It's a sentiment that resonates with many discerning fashion enthusiasts.
The decision to step away from high street fashion in pursuit of clothing that embodies quality, longevity, and a superior fit has always been a part of my life and more so as I've increased in age. Body changes, taste changes and income increases, have all played their part in how I dress today.
The simple facts: high street, "fast fashion" doesn't fit me properly, the fabrics are cheap, they don't wash well and often shrink. The fabric falls apart quickly, the knits and cotton pill/bobble, and too many people own the same items, something I don't want for myself. I don't want to look like everyone else or see my outfit walking down the street, especially when I'm wearing it.

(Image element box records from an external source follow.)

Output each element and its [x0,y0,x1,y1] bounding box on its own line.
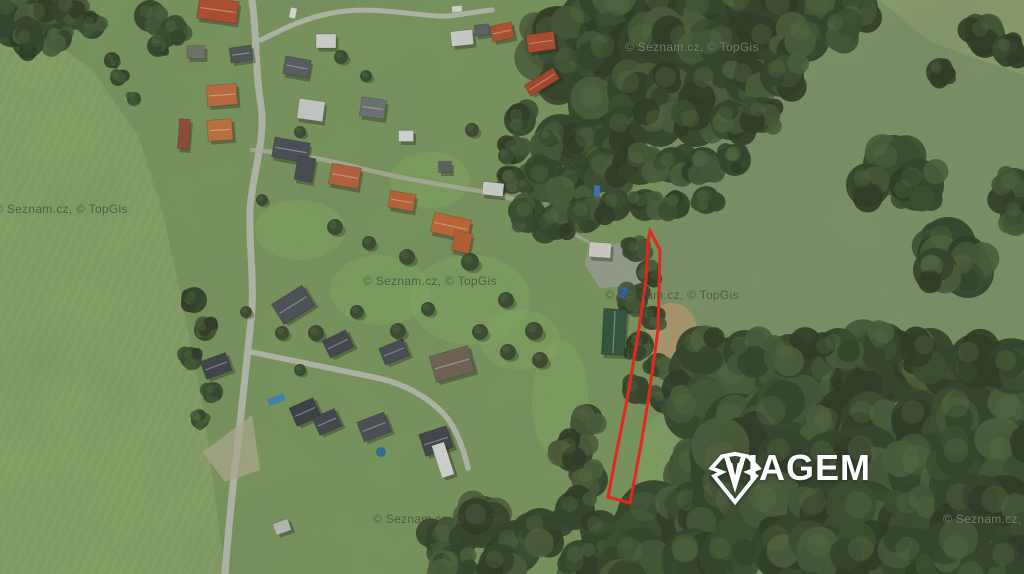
map-attribution-watermark: © Seznam.cz, © TopGis [0,202,128,216]
map-attribution-watermark: © Seznam.cz, © TopGis [363,274,497,288]
map-attribution-watermark: © Seznam.cz, © TopGis [373,512,507,526]
map-attribution-watermark: © Seznam.cz, © TopGis [605,288,739,302]
viagem-logo: VIAGEM [702,446,892,486]
satellite-map-view: © Seznam.cz, © TopGis© Seznam.cz, © TopG… [0,0,1024,574]
viagem-gem-icon [702,446,768,506]
map-attribution-watermark: © Seznam.cz, © TopGis [943,512,1024,526]
map-attribution-watermark: © Seznam.cz, © TopGis [625,40,759,54]
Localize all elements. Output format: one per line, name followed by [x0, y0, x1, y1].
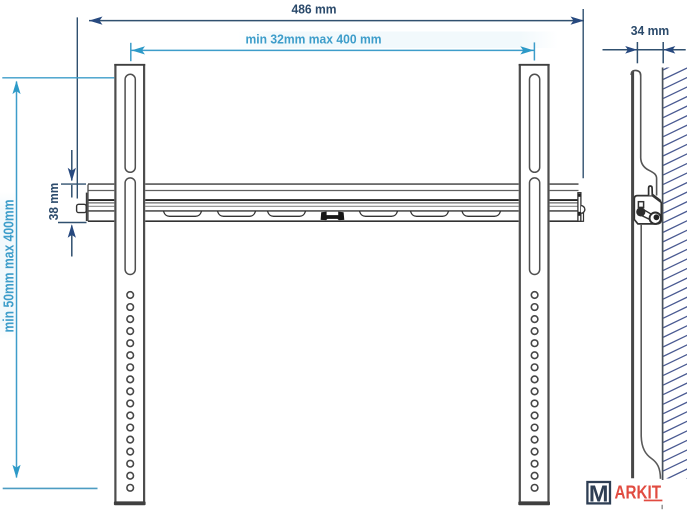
svg-text:min 50mm max 400mm: min 50mm max 400mm — [1, 200, 18, 333]
svg-text:38 mm: 38 mm — [46, 183, 61, 221]
svg-text:34 mm: 34 mm — [631, 23, 670, 38]
svg-text:486 mm: 486 mm — [292, 1, 337, 16]
svg-text:min 32mm max 400 mm: min 32mm max 400 mm — [246, 32, 382, 47]
svg-text:M: M — [589, 481, 609, 507]
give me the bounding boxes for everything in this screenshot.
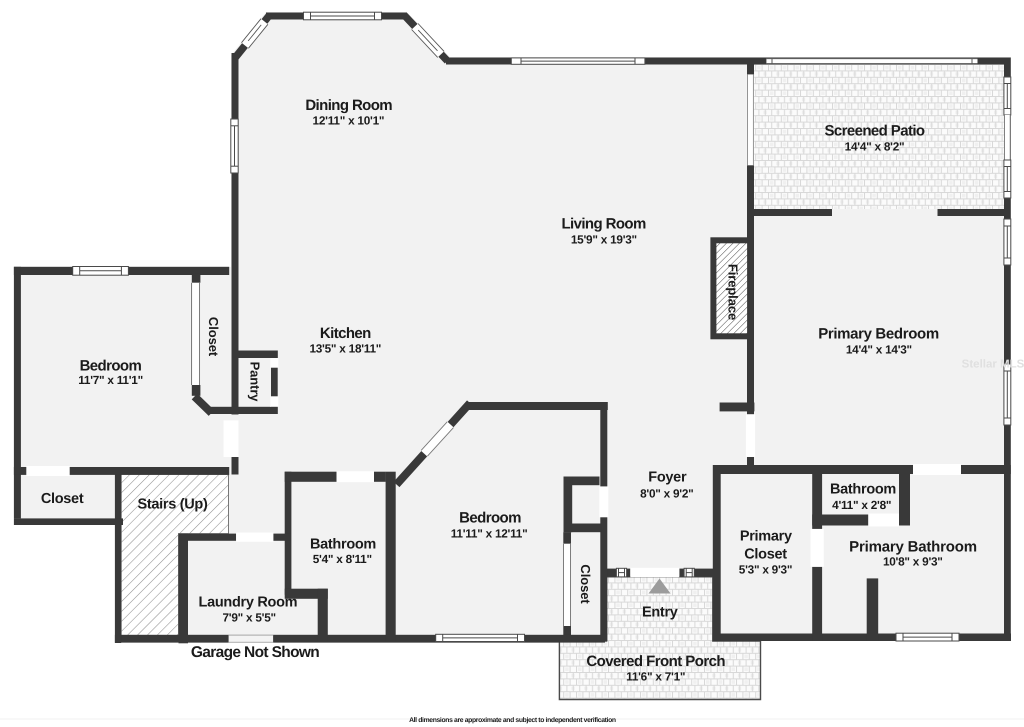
svg-text:8'0" x 9'2": 8'0" x 9'2" [640, 487, 693, 501]
svg-text:15'9" x 19'3": 15'9" x 19'3" [571, 232, 637, 246]
svg-text:11'6" x 7'1": 11'6" x 7'1" [626, 670, 685, 684]
svg-text:All dimensions are approximate: All dimensions are approximate and subje… [409, 717, 616, 724]
svg-text:10'8" x 9'3": 10'8" x 9'3" [883, 554, 943, 568]
svg-text:Stellar MLS: Stellar MLS [962, 359, 1024, 371]
svg-text:4'11" x 2'8": 4'11" x 2'8" [832, 498, 891, 512]
svg-text:7'9" x 5'5": 7'9" x 5'5" [222, 610, 275, 624]
svg-text:13'5" x 18'11": 13'5" x 18'11" [309, 342, 381, 356]
svg-text:Bedroom: Bedroom [80, 358, 142, 375]
svg-text:11'7" x 11'1": 11'7" x 11'1" [78, 373, 143, 387]
svg-text:Covered Front Porch: Covered Front Porch [586, 653, 725, 670]
svg-text:Dining Room: Dining Room [305, 97, 392, 114]
svg-text:Entry: Entry [642, 604, 678, 620]
svg-text:Garage Not Shown: Garage Not Shown [191, 644, 319, 661]
svg-text:Screened Patio: Screened Patio [825, 122, 925, 139]
svg-text:Fireplace: Fireplace [725, 264, 740, 320]
svg-text:14'4" x 14'3": 14'4" x 14'3" [846, 343, 912, 357]
svg-text:Closet: Closet [744, 547, 787, 563]
svg-text:Primary: Primary [740, 529, 792, 545]
svg-text:Bathroom: Bathroom [830, 482, 896, 498]
svg-text:Laundry Room: Laundry Room [199, 595, 298, 611]
svg-text:5'4" x 8'11": 5'4" x 8'11" [313, 552, 372, 566]
svg-text:Living Room: Living Room [561, 216, 645, 233]
svg-text:11'11" x 12'11": 11'11" x 12'11" [451, 527, 528, 541]
svg-text:Bathroom: Bathroom [310, 536, 376, 552]
svg-text:Closet: Closet [41, 491, 84, 507]
svg-text:Primary Bathroom: Primary Bathroom [849, 539, 977, 556]
svg-text:12'11" x 10'1": 12'11" x 10'1" [313, 114, 385, 128]
svg-text:Closet: Closet [206, 317, 221, 357]
svg-text:5'3" x 9'3": 5'3" x 9'3" [739, 562, 792, 576]
svg-text:Pantry: Pantry [248, 362, 263, 403]
svg-text:Closet: Closet [578, 564, 593, 604]
svg-text:Bedroom: Bedroom [459, 510, 521, 527]
svg-text:14'4" x 8'2": 14'4" x 8'2" [845, 140, 905, 154]
svg-text:Kitchen: Kitchen [320, 325, 371, 342]
svg-text:Foyer: Foyer [648, 470, 687, 486]
svg-text:Primary Bedroom: Primary Bedroom [818, 326, 939, 343]
svg-text:Stairs (Up): Stairs (Up) [137, 497, 207, 513]
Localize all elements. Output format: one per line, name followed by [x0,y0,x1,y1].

High street, fast fashion is cheaper, but in the long run, is it economical? Especially if we’re constantly buying new stuff every season, year after year.
Let's explore in more depth why some individuals make the choice to bid farewell to high street, fast fashion and the compelling reasons behind this shift in shopping habits.
The Fit Factor
High street, fast fashion often struggles to deliver the perfect fit. Mass-produced clothing can't cater to the diverse range of body shapes and sizes that real people have. Ill-fitting garments can be uncomfortable, unflattering, and, at times, erode confidence.
The allure of high street prices can be tempting, but they often come at the cost of quality. Cheap fabrics and shortcuts in production can result in clothes that look and feel less than stellar. Inferior materials can lead to discomfort and a lackluster appearance overtime of owning the garment. And then we simply dispose of it without a care.
One of the common gripes about high street, fast fashion is its tendency to deteriorate quickly. Many garments lose their shape, colour, get holes in, seams come undone and overall appeal after just a few washes. This not only wastes money, but also contributes to environmental concerns related to fast fashion ending up in our landfill.
The True Cost of Cheaper
Low-priced fast fashion often conceals the true cost of production, including ethical concerns surrounding labour conditions and environmental impact. Choosing to invest in designer fashion or sustainable brands can align with more responsible consumption, which can also lead to less waste overall. Something we need to take responsibility for in teaching our children and grandchildren tool.
The Desire for Timeless Pieces
High street, fast fashion often prioritizes trends, leading to a revolving door of fast-changing styles. Some individuals crave timeless pieces that transcend seasons and trends, providing lasting value for their wardrobe. Not only today, but well into the future.
The Pursuit of Uniqueness
High street, fast fashion's mass production can result in cookie-cutter wardrobes. Many fashion enthusiasts prefer the exclusivity and individuality that come with designer or boutique pieces. My point exactly. I don't want to see another version of me walking the streets of London, or anywhere for that matter.
The disposable nature of fast fashion and its impact on the environment have led many to seek out more sustainable alternatives. Designer fashion, often characterized by higher quality and longevity, aligns with this eco-conscious mindset. Pre-Loved, Pre-Owned and Vintage clothing, whether designer or not, fits into this category too. That's why many retailers are joining the trend to sell Pre-Loved and Vintage clothing and accessories. Check them out and join the reuse fashion phenomenon.
It's not a trend, it's here to stay, it's a lifestyle!
The Long-Term Investment
For some, the decision to move away from high street, fast fashion is a financial one. While designer pieces may come with a higher initial price, their durability and potential for appreciation can make them a wise investment in the long run. Owning less and keeping it longer.
In summary, the choice to distance oneself from high street, fast fashion reflects a desire for clothing that fits well, endures the test of time, and aligns with individual values and priorities. It's a shift toward a more mindful and sustainable approach to fashion consumption, where quality, ethics, and personal style take precedence over fleeting trends and disposable clothing. While high street, fast fashion serves a purpose for many, those who have made the transition to designer fashion, whether new or pre-loved, often find that their clothing choices better reflect their sense of self and their commitment to quality and longevity.
B2S PERSONAL NOTE
If it came down to strictly affordability, I'd prefer to have less clothes and mainly designer, mixed with some awesome pre-loved and vintage pieces, like all my vintage single-stitch t-shirts.